El viento helado de Rusia barría el valle desolado. Aurion había arrastrado a Ryuusei lejos del caos de la guerra, hasta un rincón olvidado por el mundo: un páramo de rocas dispersas y silencio absoluto. Allí, donde el frío cortaba como cuchillas invisibles, soltó a su oponente. Ryuusei se puso de pie lentamente. El aire parecía contener la respiración del universo.
Estaban solos. El héroe más poderoso del mundo… y el aprendiz que creía haber crecido lo suficiente.
Ryuusei sentía el hielo en su piel, pero también el calor interno de su aura negra y dorada, refinada por semanas de entrenamiento infernal. Su cuerpo, marcado por cicatrices y regeneraciones imposibles, le decía que estaba listo. Había sobrevivido a tormentos inhumanos. Y en su mente… eso bastaba.
Creyó que resistir equivalía a superar.
—Aurion —dijo, firme, con voz de acero forjado en sufrimiento—. Esta vez no correré. No me esconderé. El dolor me ha transformado. Estoy en otro nivel. Puedo vencerte.
Detrás de su máscara, los ojos dorados brillaron con determinación. No había miedo… pero sí una ignorancia arrogante del verdadero abismo ante él.
Aurion lo miró. Nada en su expresión cambió. Ni asombro, ni molestia. Solo la indiferencia de quien mira una chispa creyéndose tormenta.
Ryuusei atacó.
Su cuerpo se lanzó como un rayo, sus golpes reforzados por aura y convicción. Movimientos perfeccionados en el sufrimiento. Maniobras letales. Intentos de sorpresa.
Pero cada ataque se estrelló contra la muralla inamovible de Aurion. Ni una sola gota de sudor. Ni un gesto de incomodidad. Ni una pizca de esfuerzo.
Las dagas de teletransporte fallaron: Aurion anticipó el punto de salida. Los martillos imbuidos en corrosión fueron detenidos con un brazo desnudo. Nada tocó carne. Nada dejó marca.

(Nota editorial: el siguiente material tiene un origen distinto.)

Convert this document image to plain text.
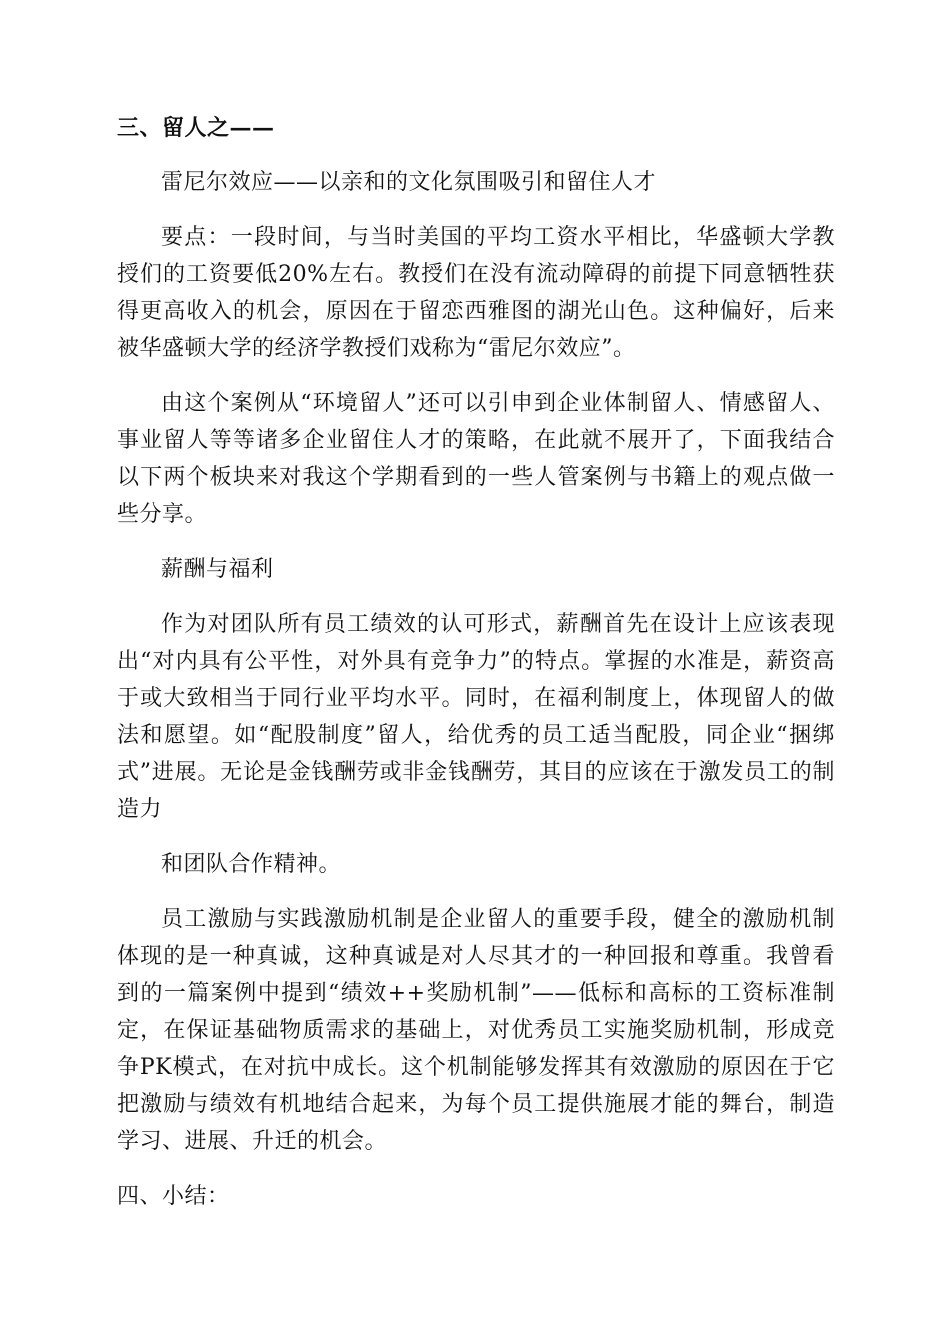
三、留人之——

雷尼尔效应——以亲和的文化氛围吸引和留住人才

要点：一段时间，与当时美国的平均工资水平相比，华盛顿大学教授们的工资要低20%左右。教授们在没有流动障碍的前提下同意牺牲获得更高收入的机会，原因在于留恋西雅图的湖光山色。这种偏好，后来被华盛顿大学的经济学教授们戏称为“雷尼尔效应”。

由这个案例从“环境留人”还可以引申到企业体制留人、情感留人、事业留人等等诸多企业留住人才的策略，在此就不展开了，下面我结合以下两个板块来对我这个学期看到的一些人管案例与书籍上的观点做一些分享。

薪酬与福利

作为对团队所有员工绩效的认可形式，薪酬首先在设计上应该表现出“对内具有公平性，对外具有竞争力”的特点。掌握的水准是，薪资高于或大致相当于同行业平均水平。同时，在福利制度上，体现留人的做法和愿望。如“配股制度”留人，给优秀的员工适当配股，同企业“捆绑式”进展。无论是金钱酬劳或非金钱酬劳，其目的应该在于激发员工的制造力

和团队合作精神。

员工激励与实践激励机制是企业留人的重要手段，健全的激励机制体现的是一种真诚，这种真诚是对人尽其才的一种回报和尊重。我曾看到的一篇案例中提到“绩效++奖励机制”——低标和高标的工资标准制定，在保证基础物质需求的基础上，对优秀员工实施奖励机制，形成竞争PK模式，在对抗中成长。这个机制能够发挥其有效激励的原因在于它把激励与绩效有机地结合起来，为每个员工提供施展才能的舞台，制造学习、进展、升迁的机会。

四、小结：
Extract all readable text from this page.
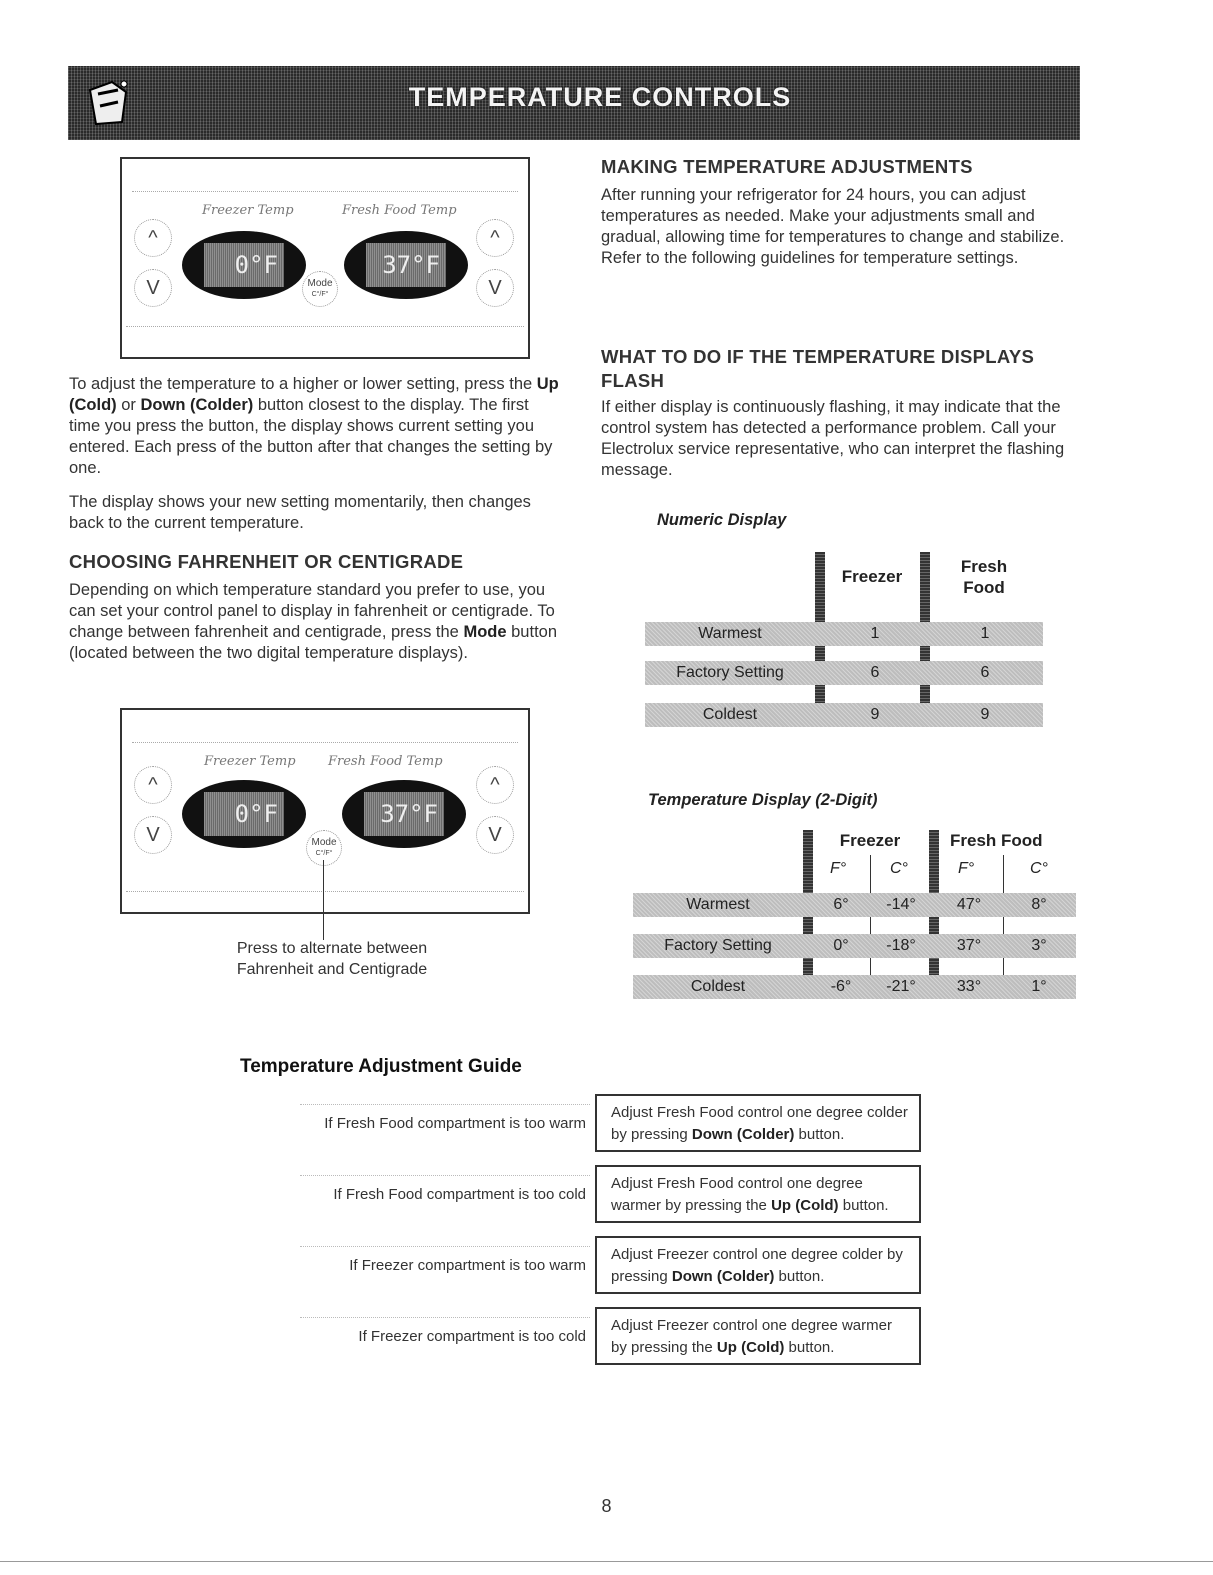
TEMPERATURE CONTROLS
Freezer Temp	Fresh Food Temp
^
V
0°F	37°F
Mode
C°/F°
^
V
To adjust the temperature to a higher or lower setting, press the Up (Cold) or Down (Colder) button closest to the display. The first time you press the button, the display shows current setting you entered. Each press of the button after that changes the setting by one.
The display shows your new setting momentarily, then changes back to the current temperature.
CHOOSING FAHRENHEIT OR CENTIGRADE
Depending on which temperature standard you prefer to use, you can set your control panel to display in fahrenheit or centigrade. To change between fahrenheit and centigrade, press the Mode button (located between the two digital temperature displays).
Freezer Temp Fresh Food Temp
^
V
0°F	37°F
Mode
C°/F°
^
V
Press to alternate between
Fahrenheit and Centigrade
MAKING TEMPERATURE ADJUSTMENTS
After running your refrigerator for 24 hours, you can adjust temperatures as needed. Make your adjustments small and gradual, allowing time for temperatures to change and stabilize. Refer to the following guidelines for temperature settings.
WHAT TO DO IF THE TEMPERATURE DISPLAYS FLASH
If either display is continuously flashing, it may indicate that the control system has detected a performance problem. Call your Electrolux service representative, who can interpret the flashing message.
Numeric Display
Freezer
Fresh Food
Warmest	1	1
Factory Setting	6	6
Coldest	9	9
Temperature Display (2-Digit)
Freezer	Fresh Food
F°	C°	F°	C°
Warmest	6°	-14°	47°	8°
Factory Setting	0°	-18°	37°	3°
Coldest	-6°	-21°	33°	1°
Temperature Adjustment Guide
If Fresh Food compartment is too warm
Adjust Fresh Food control one degree colder by pressing Down (Colder) button.
If Fresh Food compartment is too cold
Adjust Fresh Food control one degree warmer by pressing the Up (Cold) button.
If Freezer compartment is too warm
Adjust Freezer control one degree colder by pressing Down (Colder) button.
If Freezer compartment is too cold
Adjust Freezer control one degree warmer by pressing the Up (Cold) button.
8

Aurion simplemente… se aburría.
—Ya me aburrí —dijo, sin elevar la voz.
Y con esa frase, más devastadora que un puñetazo, destrozó la última ilusión de Ryuusei. Su arrogancia se desmoronó como vidrio bajo una bota.
Aurion dio un paso adelante. El aire pareció congelarse en su lugar. Algo se rompió en el mundo. La presión aumentó.
—Terminaré esto —dijo—. En dos minutos.
Pero no duró tanto.
Ryuusei, aún tambaleándose entre orgullo herido y desesperación, apenas intentó otro ataque.
Aurion se movió.
No hubo aura. No hubo grito. Solo velocidad pura, brutal, irreal.
Y en un instante…
Un sonido húmedo. Seco. Final.
La cabeza de Ryuusei se separó de su cuerpo.
Su cuerpo cayó con un golpe sordo. La cabeza rodó unos metros, con los ojos aún abiertos, congelados en sorpresa. El corte era perfecto. Frío. Clínico.
Silencio.
Solo el viento volvió a cantar.
Pero el horror no había terminado.
Del cuello cercenado comenzó a burbujear tejido. Músculo, nervios, hueso… regenerándose. De la base de la cabeza también emergieron hilos grotescos, buscando el cuerpo.
Era una tortura viviente. El dolor multiplicado por mil. Como morir en cámara lenta, pero al revés.
Aurion lo observó sin pestañear.
—Aún no estás listo —dijo—. Tienes un cuerpo resistente. Pero tu mente… y tu poder real… están sin pulir. Y tu arrogancia… es tu peor enemigo.
No esperó a ver si sobrevivía. No ofreció ayuda, ni palabras de aliento.
Simplemente se sentó, en medio de ese infierno helado, mirando sin emoción cómo un cuerpo decapitado luchaba por reconstruirse en agonía.
Y así, en la soledad del valle, Ryuusei pagó el precio de su arrogancia.